Microsoft Research Pens Quill for Data Intensive Analysis
November 8, 2016 Ben Cotton
Collecting data is only useful to the extent that the data is analyzed. These days, human Internet usage is generating more data (particularly for advertising purposes) and Internet of Things devices are providing data about our homes, our cars, and our bodies.
Analyzing that data can become a challenge at scale. Streaming platforms work well with incoming data but aren’t designed for post hoc analysis. Traditional database management systems can perform complex queries against stored data, but cannot be put to real-time usage.
One proposal to address these challenges, called Quill, was developed by Badrish Chandramouli and colleagues at Microsoft Research. It is a distributed platform for analyzing large datasets. Building off of Microsoft’s Trill project, Quill is designed with several key features in mind: support for both streaming and post hoc analysis, rich data movement plans, temporal support, and scale from single-core to many-core in the cloud.
Quill can read data from files on disk or in memory. However, it can also accept a real-time stream constructor as input. This allows the same logic to work against both real-time and stored data with no additional modification.
Datasets in Quill are represented as a set of streamable shards. Shards can be distributed in a variety of ways, including round-robin, multicast, and broadcast. The multicast operation runs a user-provided lambda over the data and allows for complex operations like theta joins and matrix operations. The size of the worker pool can be expanded or reduced by using data movement actions to replicate the data to a differently-sized pool.
Because Quill is built on Trill, it can take advantage of the latter’s temporal support. The paper uses an advertising platform data set as the running example, which is an excellent fit for temporal analysis. The native temporal support sets Quill apart from many other distributed analytics platforms such as map-reduce, Hive, and Spark.
The cloud support may be the most compelling aspect of Quill. Creation and destruction of clusters within a Quill workflow are single statements. Not only is Quill distributed, but it is decentralized by design. With a masterless architecture, Quill is robust against failure. The client can disconnect and active queries will continue to execute on worker nodes. Quill uses Microsoft Azure features such as Azure Table storage and Azure Queues to reduce failure points and improve scalability. Benchmark tests showed nearly linear throughput improvement up to the largest cluster size of 40 nodes. The same benchmark with using identical cloud instances running Spark showed a near-constant performance regardless of cluster size. For the 40-node cluster, the query benchmark was six times faster with Quill compared to Spark.
Performance improvements are even more pronounced when performing temporal queries. Using a hopping window query, Quill had approximately 12 times better throughput than Spark using a window slide of 1 day and a window size of 1 week. At 1 hour/1 week, Quill’s performance was approximately the same, but Spark’s had decreased, resulting in a 120 time better throughput for Quill. Quill’s performance halved moving to a 1 second/1 week window, but Spark was not able to complete that benchmark test.
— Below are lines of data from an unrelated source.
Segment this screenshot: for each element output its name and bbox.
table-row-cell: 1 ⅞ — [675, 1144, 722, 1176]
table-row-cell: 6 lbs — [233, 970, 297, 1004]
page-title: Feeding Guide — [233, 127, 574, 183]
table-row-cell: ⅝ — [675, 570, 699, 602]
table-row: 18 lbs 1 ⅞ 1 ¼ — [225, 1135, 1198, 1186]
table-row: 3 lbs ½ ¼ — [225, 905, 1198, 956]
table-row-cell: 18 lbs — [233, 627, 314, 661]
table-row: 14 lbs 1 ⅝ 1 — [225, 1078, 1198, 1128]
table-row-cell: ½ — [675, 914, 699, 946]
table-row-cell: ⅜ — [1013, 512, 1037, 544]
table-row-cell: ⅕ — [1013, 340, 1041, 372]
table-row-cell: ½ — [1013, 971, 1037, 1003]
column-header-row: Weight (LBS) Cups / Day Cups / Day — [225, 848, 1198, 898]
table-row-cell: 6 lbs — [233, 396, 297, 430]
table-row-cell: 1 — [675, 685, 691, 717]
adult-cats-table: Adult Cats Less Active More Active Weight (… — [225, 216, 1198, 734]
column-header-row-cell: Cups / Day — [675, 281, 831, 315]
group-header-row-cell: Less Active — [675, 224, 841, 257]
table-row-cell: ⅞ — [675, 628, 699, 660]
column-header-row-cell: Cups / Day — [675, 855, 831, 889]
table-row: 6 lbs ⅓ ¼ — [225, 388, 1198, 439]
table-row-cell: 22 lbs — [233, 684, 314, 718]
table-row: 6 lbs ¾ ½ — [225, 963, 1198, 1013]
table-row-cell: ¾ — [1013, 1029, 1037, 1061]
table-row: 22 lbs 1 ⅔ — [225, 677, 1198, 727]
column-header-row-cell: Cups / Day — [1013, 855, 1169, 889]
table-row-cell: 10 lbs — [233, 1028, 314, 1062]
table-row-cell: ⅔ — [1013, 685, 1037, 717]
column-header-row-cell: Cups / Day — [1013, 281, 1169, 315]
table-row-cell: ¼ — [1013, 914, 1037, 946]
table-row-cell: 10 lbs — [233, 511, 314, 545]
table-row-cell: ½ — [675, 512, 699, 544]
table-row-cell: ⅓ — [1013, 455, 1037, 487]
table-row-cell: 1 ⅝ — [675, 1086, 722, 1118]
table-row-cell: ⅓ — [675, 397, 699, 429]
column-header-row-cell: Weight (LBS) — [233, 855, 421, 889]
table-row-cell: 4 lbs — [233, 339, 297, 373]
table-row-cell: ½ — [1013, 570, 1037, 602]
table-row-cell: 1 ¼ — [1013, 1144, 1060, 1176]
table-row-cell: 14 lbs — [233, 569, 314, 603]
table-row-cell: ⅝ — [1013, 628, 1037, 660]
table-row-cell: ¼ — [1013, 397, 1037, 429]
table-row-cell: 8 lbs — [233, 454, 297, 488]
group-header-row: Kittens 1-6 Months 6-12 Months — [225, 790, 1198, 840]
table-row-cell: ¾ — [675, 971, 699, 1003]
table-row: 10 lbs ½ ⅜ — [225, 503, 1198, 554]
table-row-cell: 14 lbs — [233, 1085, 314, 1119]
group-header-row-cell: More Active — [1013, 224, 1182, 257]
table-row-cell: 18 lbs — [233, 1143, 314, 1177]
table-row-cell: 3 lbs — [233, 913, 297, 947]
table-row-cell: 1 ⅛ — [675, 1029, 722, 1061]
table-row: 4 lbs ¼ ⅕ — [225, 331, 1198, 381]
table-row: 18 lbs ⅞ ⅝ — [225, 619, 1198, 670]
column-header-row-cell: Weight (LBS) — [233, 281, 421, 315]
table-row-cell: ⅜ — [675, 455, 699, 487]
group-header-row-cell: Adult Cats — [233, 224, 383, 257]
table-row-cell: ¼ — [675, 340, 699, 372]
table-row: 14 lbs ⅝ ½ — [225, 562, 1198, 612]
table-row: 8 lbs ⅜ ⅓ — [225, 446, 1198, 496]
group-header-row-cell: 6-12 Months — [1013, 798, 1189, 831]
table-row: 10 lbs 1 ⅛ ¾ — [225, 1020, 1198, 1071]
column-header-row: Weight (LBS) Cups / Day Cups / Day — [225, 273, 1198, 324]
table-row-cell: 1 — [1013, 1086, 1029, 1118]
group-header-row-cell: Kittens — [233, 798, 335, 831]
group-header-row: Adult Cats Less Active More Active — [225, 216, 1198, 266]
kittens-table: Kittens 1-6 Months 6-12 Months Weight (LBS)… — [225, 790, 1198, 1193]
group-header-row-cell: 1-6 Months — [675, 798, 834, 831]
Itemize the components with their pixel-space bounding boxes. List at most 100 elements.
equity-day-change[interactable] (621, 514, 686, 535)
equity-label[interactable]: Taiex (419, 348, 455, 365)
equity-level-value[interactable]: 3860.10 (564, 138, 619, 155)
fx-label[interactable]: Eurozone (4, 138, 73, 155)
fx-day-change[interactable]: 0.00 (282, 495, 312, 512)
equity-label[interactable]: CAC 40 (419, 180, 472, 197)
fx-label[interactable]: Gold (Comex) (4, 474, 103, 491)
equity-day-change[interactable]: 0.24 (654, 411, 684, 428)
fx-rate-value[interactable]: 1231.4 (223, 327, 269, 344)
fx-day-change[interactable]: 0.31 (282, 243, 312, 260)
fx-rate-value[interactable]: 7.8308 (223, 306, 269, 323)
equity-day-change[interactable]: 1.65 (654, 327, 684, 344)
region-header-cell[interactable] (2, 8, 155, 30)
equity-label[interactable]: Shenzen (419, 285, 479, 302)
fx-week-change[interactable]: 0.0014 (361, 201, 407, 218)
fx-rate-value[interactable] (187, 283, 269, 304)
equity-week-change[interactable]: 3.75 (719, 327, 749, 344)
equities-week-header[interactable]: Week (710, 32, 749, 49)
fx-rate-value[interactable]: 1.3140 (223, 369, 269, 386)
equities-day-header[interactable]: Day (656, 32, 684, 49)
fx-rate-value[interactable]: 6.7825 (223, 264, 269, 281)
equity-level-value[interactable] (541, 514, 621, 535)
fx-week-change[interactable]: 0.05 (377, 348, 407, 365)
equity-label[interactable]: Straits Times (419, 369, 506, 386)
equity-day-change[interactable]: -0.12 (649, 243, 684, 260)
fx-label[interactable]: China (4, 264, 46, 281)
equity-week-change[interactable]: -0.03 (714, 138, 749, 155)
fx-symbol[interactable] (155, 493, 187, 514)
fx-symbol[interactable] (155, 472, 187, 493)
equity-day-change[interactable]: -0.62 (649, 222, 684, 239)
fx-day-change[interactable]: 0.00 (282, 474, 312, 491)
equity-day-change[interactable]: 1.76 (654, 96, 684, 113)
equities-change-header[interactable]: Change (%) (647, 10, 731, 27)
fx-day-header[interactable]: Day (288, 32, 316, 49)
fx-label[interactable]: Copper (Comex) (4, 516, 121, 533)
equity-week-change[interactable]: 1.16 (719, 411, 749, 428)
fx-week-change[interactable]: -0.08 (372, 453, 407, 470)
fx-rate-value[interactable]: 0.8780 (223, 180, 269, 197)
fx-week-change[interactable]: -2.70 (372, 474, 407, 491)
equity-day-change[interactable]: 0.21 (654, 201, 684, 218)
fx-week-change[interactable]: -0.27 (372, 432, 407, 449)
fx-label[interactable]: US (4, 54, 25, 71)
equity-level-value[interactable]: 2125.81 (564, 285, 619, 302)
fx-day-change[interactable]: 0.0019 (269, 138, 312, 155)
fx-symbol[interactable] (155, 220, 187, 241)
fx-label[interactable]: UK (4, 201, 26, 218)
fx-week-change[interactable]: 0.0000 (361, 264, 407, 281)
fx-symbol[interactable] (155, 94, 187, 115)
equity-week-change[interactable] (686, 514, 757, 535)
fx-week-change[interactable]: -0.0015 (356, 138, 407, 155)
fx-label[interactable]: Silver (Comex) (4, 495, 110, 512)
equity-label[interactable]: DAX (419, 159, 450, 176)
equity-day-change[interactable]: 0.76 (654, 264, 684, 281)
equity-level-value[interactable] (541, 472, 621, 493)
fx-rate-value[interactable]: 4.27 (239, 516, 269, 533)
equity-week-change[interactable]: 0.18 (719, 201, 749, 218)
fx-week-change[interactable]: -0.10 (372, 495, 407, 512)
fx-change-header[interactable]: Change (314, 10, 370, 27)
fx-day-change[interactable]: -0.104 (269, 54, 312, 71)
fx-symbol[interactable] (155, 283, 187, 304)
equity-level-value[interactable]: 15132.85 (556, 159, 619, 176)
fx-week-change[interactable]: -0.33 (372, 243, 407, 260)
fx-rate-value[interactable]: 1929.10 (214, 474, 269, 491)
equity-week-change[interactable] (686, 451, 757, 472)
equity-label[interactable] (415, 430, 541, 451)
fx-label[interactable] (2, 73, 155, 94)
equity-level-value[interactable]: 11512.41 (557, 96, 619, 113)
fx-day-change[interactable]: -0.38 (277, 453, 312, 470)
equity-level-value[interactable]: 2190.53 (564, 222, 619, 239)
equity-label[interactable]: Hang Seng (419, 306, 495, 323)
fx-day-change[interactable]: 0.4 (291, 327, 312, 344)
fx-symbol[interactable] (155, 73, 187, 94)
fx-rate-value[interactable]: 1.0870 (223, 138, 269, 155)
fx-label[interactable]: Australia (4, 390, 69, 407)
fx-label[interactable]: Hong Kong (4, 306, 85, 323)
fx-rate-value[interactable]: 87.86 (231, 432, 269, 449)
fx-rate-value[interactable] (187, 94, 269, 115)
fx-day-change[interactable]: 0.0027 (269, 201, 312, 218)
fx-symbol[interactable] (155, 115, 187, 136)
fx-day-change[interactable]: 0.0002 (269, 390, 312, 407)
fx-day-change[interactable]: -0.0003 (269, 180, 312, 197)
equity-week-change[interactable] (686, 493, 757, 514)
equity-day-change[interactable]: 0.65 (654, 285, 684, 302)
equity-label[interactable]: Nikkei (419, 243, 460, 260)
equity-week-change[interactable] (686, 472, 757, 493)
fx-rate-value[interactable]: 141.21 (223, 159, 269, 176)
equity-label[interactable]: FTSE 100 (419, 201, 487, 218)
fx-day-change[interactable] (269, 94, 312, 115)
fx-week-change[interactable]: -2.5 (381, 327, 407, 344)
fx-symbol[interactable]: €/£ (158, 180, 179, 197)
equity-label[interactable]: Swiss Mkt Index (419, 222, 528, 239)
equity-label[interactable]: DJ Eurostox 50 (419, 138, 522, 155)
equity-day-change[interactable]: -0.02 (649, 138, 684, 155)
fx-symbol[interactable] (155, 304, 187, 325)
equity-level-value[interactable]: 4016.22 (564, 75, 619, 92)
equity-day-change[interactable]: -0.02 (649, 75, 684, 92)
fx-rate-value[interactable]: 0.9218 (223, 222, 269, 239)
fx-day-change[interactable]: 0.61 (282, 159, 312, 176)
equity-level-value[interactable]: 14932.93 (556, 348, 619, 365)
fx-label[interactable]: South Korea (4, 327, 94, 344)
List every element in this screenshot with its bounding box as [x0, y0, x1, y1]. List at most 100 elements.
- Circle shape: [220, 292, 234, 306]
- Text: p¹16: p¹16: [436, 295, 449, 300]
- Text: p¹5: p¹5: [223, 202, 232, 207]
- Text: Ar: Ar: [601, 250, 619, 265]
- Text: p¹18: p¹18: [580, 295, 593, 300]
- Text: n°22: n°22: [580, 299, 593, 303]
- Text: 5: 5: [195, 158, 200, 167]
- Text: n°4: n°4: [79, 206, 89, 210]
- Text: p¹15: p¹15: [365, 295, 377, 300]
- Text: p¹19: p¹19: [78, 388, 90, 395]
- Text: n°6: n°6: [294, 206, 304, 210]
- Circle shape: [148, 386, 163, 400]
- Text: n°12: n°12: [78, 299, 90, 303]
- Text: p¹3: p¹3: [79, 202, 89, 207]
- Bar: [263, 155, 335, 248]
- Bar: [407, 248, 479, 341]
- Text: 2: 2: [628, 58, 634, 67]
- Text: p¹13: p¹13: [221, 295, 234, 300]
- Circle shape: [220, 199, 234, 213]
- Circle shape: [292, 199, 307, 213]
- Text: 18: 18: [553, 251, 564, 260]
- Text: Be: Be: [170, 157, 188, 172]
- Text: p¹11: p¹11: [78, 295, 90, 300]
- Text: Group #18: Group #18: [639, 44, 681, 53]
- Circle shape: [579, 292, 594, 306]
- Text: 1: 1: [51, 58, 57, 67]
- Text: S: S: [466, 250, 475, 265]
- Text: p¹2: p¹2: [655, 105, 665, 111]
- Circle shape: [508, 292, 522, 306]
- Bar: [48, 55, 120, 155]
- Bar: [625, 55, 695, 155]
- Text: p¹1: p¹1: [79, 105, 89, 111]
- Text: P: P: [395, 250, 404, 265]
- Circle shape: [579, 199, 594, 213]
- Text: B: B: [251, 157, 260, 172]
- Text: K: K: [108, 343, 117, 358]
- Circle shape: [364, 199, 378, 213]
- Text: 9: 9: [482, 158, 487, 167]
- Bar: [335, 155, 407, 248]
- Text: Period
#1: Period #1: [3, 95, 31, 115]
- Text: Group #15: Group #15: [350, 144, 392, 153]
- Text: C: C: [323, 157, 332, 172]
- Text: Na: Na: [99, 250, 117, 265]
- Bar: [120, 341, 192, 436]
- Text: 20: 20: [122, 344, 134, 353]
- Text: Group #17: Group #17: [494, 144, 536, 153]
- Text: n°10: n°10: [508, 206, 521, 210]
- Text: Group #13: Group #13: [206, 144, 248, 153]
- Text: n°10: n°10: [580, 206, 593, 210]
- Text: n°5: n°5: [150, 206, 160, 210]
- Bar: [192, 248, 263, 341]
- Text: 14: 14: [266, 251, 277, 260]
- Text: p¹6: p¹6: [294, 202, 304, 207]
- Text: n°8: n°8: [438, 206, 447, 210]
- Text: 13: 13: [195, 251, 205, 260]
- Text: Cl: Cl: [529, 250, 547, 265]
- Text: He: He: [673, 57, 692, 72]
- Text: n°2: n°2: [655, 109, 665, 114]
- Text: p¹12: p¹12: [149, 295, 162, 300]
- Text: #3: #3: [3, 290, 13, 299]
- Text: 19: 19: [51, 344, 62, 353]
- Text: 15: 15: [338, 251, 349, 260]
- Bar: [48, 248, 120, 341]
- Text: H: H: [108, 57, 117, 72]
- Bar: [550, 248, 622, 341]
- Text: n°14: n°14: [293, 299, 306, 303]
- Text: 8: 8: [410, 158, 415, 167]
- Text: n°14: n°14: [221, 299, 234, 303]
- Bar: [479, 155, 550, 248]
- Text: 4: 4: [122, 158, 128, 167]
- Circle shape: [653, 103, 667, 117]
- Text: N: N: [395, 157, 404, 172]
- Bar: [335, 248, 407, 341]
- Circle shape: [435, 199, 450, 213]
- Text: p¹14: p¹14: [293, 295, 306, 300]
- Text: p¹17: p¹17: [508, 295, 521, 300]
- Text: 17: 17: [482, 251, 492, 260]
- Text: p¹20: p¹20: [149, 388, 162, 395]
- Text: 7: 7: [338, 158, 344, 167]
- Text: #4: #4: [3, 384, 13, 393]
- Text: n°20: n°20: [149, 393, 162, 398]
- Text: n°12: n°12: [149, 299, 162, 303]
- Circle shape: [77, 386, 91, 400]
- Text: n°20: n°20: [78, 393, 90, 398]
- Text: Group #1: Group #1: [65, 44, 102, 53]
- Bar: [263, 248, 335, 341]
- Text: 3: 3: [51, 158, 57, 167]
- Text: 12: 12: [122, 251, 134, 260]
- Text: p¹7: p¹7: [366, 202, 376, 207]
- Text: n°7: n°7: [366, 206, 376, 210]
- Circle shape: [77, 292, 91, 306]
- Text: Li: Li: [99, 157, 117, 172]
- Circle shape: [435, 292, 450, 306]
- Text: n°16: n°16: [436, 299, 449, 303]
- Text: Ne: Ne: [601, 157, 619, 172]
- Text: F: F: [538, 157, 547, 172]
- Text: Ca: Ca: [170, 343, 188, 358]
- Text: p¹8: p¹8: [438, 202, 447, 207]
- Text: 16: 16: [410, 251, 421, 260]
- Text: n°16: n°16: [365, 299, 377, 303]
Quill appears to still be in the early development stages. The authors note in the paper that real-time queries will need to have fault-tolerance added in future work. Quill is currently only a .NET library, but providing libraries for other languages used in analytics (for example, Python and R) will add considerable value. The cloud features are not well-described, but it appears that production users would benefit from additional flexibility in configuration. And of course, if the cloud management grows to include Amazon Web Services in addition to Microsoft Azure, that will open up this platform to a broader audience.
Despite these few shortcomings, it is clear that Quill represents a potentially valuable approach to analyzing data in a variety of settings. As the big data field continues to mature, Quill can become a major player in the space if a community can develop around it.